聞著熟悉的沉穩氣息,葉千寵的情緒如山崩一般不可收拾,埋在路璟修的肩膀上,無聲的哭泣著。
路璟修不做聲。
他像石雕一樣平靜的站著,分擔葉千寵的悲傷,卻不問她為什麽悲傷,為什麽哭泣。
人,都會有脆弱到想要哭泣的時候,在她最需要依靠的時候給她一個依靠就是最好的支持。
不必要的詢問,隻會讓女人的心碎得更加徹底。
當天晚上,兩人誰都沒有走,守著老太太過了一晚上。
天亮的時候,老太太精神緩過來,葉千寵這才鬆了口氣,伺候老太太吃了早餐才離開。
……
回到禦紫苑,路璟修慣例去公司處理事情,一晚上都疲倦的葉千寵坐在客廳沙發上,腦袋格外沉重。
路俊希看她昏沉沉,主動跑過來,額頭貼著額頭:“千千,你是不是身體不舒服?”
“沒有,我是心裏不舒服,身體沒問題。”
“誰讓你心裏不舒服?希希讓二叔找人把他揍扁了!”
路俊希奶聲奶氣地表示。
葉千寵聞言,心裏很是安慰。
她抱起路俊希,說:“沒有人惹千千不開心,是奶奶身體不好,千千心裏煩躁。
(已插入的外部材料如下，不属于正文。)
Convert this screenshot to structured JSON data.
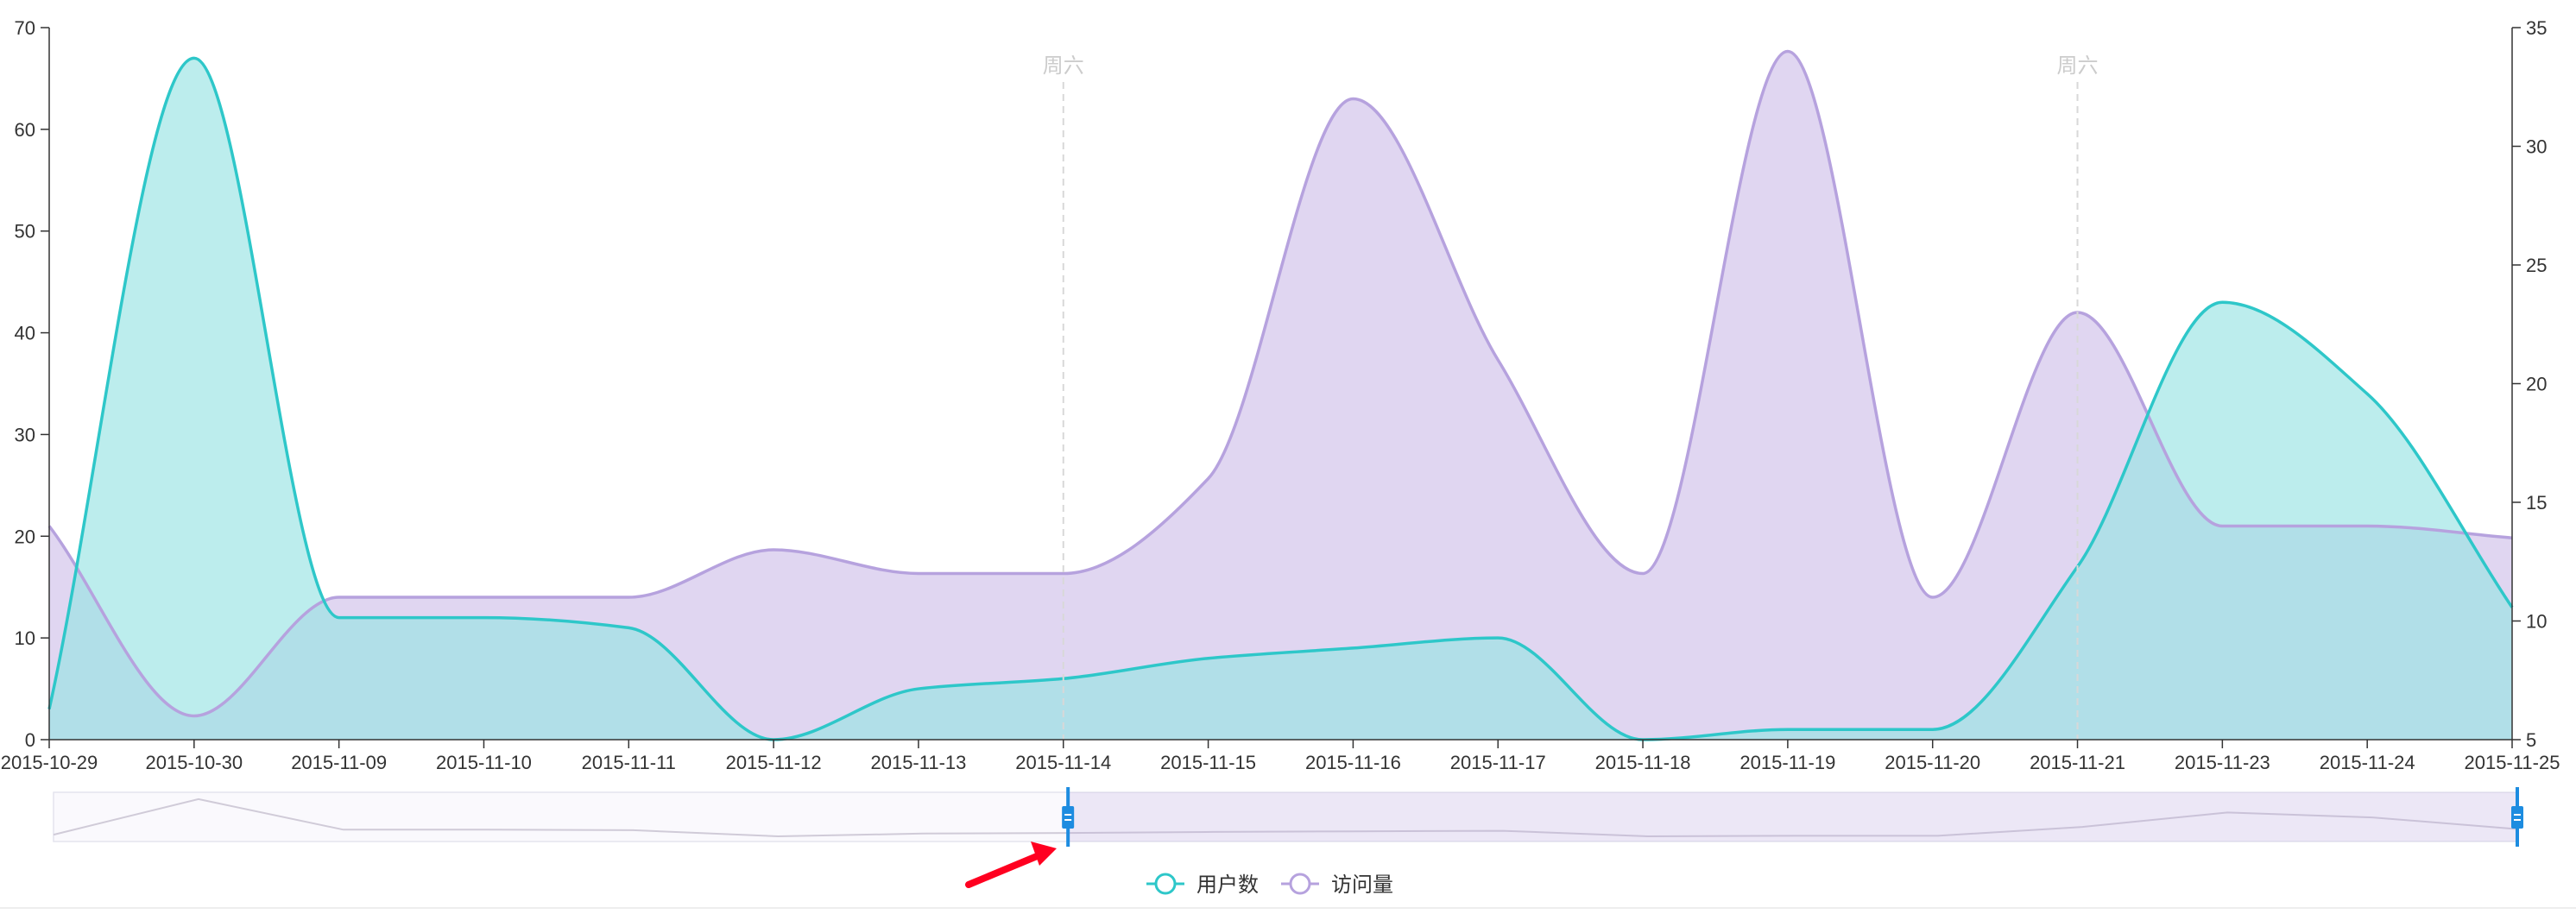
{
  "chart_data": {
    "type": "area",
    "categories": [
      "2015-10-29",
      "2015-10-30",
      "2015-11-09",
      "2015-11-10",
      "2015-11-11",
      "2015-11-12",
      "2015-11-13",
      "2015-11-14",
      "2015-11-15",
      "2015-11-16",
      "2015-11-17",
      "2015-11-18",
      "2015-11-19",
      "2015-11-20",
      "2015-11-21",
      "2015-11-23",
      "2015-11-24",
      "2015-11-25"
    ],
    "series": [
      {
        "name": "用户数",
        "axis": "left",
        "color": "#2ec7c9",
        "fill": "#98e3e4",
        "values": [
          3,
          67,
          12,
          12,
          11,
          0,
          5,
          6,
          8,
          9,
          10,
          0,
          1,
          1,
          17,
          43,
          34,
          13
        ]
      },
      {
        "name": "访问量",
        "axis": "right",
        "color": "#b6a2de",
        "fill": "#dacfee",
        "values": [
          14,
          6,
          11,
          11,
          11,
          13,
          12,
          12,
          16,
          32,
          21,
          12,
          34,
          11,
          23,
          14,
          14,
          13.5
        ]
      }
    ],
    "y_left": {
      "min": 0,
      "max": 70,
      "ticks": [
        0,
        10,
        20,
        30,
        40,
        50,
        60,
        70
      ]
    },
    "y_right": {
      "min": 5,
      "max": 35,
      "ticks": [
        5,
        10,
        15,
        20,
        25,
        30,
        35
      ]
    },
    "mark_lines": [
      {
        "category": "2015-11-14",
        "label": "周六"
      },
      {
        "category": "2015-11-21",
        "label": "周六"
      }
    ],
    "data_zoom": {
      "start_category": "2015-11-14",
      "end_category": "2015-11-25",
      "start_percent": 41,
      "end_percent": 100
    },
    "legend": {
      "position": "bottom-center",
      "items": [
        "用户数",
        "访问量"
      ]
    },
    "grid": false
  }
}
”
“原來是這麽回事……”
小孩似懂非懂地點了點頭。
葉千寵又陪路俊希說了一會話,突然想到今天是周一,趕緊把小孩交給管家,讓管家立刻送這個成天不想上學的小魔王去學校。
路俊希的逃課計劃再次失敗,氣得小嘴都能掛油瓶。
葉千寵也很無奈。
送走路俊希後,她回客房睡了一上午,直到下午兩點才被電話吵醒。
是呂依依所在的劇組打來的。
昨天晚上,劇組趕進度拍夜戲,照明燈突然砸下來,砸到呂依依的一條腿!
“依依她沒事吧!傷得嚴重不嚴重!”
葉千寵急得抓頭發。
劇組倒是不慌,說呂依依已經去醫院,是腿部骨折,情況不是很嚴重,躺個半個月就沒事。
葉千寵趕緊問了醫院的名字,準備好花籃和水果,開車去醫院看望呂依依。
呂依依隻是個半紅不紅的十八線,住院沒有特別待遇,病房外甚至連個記者都沒有,病房也隻是普通的單間,葉千寵進去的時候,看到呂依依的床頭放著幾束鮮花,多半是劇組裏的其他同事送來的。
呂依依瞧見葉千寵,趕緊招呼她坐下。
葉千寵便把鮮花和補品都放好,拉了張凳子坐在呂依依跟前:“依依,你確定這次受傷是意外嗎?不是有人故意整你嗎?”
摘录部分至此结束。